Fritz Lang's seminal work, which cost a colossal eight million Deutsch Marks and took a year and a half to film, is regarded as the first full-length science fiction film. The 1926 epic is set in the year 2000, when society is made up of a gigantic slave force governed by a small capitalist elite, though Metropolis is perhaps most famous for its cityscape dominated by monumental skyscrapers and gargantuan steel structures.

The vision of the towering metropolis of the future is reflected in the arresting poster designed by the painter and graphic artist Heinz Schulz-Neudamm (1899-1969). The Art Deco poster with its cold sepia tones is undoubtedly his most famous work.

Both Hitler and Goebbels loved the film Metropolis and after seeing it asked Fritz Lang to take charge of the National Socialist Cinema. However, Lang left Germany for Paris during the early 1930s and from there went to America where he continued his successful film career until the 1960s.
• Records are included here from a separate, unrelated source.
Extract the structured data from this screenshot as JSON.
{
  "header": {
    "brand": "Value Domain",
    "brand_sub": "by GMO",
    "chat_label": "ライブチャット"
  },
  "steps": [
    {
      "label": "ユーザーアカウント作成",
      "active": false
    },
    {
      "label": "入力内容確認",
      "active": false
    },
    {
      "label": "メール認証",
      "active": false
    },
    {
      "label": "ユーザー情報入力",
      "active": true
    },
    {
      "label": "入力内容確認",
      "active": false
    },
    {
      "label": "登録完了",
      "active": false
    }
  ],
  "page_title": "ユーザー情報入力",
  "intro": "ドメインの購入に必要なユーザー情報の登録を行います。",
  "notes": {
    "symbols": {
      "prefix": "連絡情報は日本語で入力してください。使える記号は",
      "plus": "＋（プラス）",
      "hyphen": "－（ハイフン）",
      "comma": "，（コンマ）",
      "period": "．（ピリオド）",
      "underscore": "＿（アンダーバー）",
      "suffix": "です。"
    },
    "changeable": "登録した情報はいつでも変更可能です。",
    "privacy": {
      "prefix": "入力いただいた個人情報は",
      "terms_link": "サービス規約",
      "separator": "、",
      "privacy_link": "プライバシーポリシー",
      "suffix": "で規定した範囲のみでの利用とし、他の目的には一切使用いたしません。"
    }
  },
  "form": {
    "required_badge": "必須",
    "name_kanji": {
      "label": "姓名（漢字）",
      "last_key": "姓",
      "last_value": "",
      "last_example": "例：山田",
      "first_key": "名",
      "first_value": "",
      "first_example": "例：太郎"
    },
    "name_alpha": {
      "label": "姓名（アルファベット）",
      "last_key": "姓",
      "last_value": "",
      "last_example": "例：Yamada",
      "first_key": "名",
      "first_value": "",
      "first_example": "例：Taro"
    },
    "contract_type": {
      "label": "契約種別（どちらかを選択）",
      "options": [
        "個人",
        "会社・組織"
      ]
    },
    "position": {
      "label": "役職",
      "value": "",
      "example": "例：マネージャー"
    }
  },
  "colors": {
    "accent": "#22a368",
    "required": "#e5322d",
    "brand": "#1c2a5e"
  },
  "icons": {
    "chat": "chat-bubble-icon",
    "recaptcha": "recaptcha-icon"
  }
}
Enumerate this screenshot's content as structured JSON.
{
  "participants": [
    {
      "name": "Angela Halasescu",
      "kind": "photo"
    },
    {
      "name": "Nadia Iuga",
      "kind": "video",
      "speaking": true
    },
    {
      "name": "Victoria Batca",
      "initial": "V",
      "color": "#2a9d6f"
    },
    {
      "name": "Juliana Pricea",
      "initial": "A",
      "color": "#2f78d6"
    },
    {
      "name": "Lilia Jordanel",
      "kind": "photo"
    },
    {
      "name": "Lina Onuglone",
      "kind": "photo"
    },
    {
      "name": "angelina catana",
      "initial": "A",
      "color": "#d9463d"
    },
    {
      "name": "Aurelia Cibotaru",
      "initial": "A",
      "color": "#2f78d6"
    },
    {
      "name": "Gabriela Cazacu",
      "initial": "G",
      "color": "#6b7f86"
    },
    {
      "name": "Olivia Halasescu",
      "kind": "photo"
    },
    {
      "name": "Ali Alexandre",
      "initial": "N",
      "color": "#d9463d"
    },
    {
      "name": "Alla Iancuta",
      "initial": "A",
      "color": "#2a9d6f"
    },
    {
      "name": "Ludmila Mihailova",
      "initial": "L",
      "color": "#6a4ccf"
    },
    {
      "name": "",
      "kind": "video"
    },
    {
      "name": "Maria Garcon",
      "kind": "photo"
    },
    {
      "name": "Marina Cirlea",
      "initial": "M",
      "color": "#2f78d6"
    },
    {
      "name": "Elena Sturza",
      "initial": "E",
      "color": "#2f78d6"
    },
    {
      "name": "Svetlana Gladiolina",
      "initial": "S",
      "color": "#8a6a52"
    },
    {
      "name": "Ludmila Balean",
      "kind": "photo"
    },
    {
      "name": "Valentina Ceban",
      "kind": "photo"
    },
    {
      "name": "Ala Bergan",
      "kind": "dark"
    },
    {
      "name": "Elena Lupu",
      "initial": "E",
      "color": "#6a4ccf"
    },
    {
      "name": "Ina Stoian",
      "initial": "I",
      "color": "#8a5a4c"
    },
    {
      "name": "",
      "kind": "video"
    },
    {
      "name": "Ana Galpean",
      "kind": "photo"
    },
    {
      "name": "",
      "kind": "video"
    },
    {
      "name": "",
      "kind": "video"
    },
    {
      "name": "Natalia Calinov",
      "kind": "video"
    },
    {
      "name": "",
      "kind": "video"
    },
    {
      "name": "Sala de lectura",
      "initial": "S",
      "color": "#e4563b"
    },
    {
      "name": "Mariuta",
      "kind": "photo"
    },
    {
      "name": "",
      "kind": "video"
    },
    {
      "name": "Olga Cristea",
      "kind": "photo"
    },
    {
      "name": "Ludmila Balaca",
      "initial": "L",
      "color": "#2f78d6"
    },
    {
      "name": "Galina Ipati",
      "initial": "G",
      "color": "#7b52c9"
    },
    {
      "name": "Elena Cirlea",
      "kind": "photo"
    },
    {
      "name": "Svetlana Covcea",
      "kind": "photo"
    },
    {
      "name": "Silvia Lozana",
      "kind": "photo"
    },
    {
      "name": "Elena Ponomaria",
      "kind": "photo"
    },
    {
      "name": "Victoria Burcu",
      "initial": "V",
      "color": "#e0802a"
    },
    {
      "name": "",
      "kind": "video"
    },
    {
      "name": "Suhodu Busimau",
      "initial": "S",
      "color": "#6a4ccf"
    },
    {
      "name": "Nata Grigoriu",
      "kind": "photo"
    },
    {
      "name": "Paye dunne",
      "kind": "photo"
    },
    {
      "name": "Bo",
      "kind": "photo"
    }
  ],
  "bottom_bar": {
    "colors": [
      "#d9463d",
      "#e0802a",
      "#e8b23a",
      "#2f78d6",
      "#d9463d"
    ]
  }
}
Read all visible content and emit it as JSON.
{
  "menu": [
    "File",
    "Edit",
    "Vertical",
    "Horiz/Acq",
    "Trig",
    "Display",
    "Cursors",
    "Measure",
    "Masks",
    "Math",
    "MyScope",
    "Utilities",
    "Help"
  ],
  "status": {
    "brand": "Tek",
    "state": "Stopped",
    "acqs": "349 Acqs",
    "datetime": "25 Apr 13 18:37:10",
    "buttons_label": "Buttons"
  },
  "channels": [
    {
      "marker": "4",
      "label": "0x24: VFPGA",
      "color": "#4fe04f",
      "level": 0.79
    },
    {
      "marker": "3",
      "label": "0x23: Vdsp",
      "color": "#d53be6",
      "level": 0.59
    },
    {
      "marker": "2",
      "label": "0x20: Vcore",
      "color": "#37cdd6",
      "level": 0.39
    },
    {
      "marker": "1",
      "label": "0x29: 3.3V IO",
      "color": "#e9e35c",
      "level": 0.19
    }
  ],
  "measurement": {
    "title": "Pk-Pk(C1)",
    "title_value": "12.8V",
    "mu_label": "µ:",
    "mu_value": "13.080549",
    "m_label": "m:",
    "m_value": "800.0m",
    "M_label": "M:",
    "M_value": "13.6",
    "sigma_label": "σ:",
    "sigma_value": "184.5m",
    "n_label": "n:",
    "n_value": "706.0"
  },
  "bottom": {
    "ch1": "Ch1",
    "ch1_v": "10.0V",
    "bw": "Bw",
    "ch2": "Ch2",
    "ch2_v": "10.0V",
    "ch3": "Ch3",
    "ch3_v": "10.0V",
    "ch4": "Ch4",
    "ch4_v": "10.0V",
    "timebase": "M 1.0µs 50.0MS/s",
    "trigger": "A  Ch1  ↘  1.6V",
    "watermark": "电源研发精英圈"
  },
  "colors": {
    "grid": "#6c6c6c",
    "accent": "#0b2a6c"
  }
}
Only four known copies of the Metropolis poster, which measures 6ft 11in x 3ft 1in (2.10m x 94cm), are known. A copy can be found at the Museum of Modern Art in New York, the Berlin Film Museum is home to another, while a third poster sold by Sotheby's New York for a premium-inclusive $357,500 in 2000 is in a private collection. The Reel Poster Gallery, established in 1991 by co-owners Tony Nourmand and Bruce Marchant, acquired their superbly preserved example from a private collector who had owned it for six years.

"The perfect movie posters combine a great film, great design and great rarity… and this is one of them," Mr Nourmand told ATG.

Tony Nourmand is selling his 15-year collection of 'exploitation' poster art at Christie's South Kensington on December 8.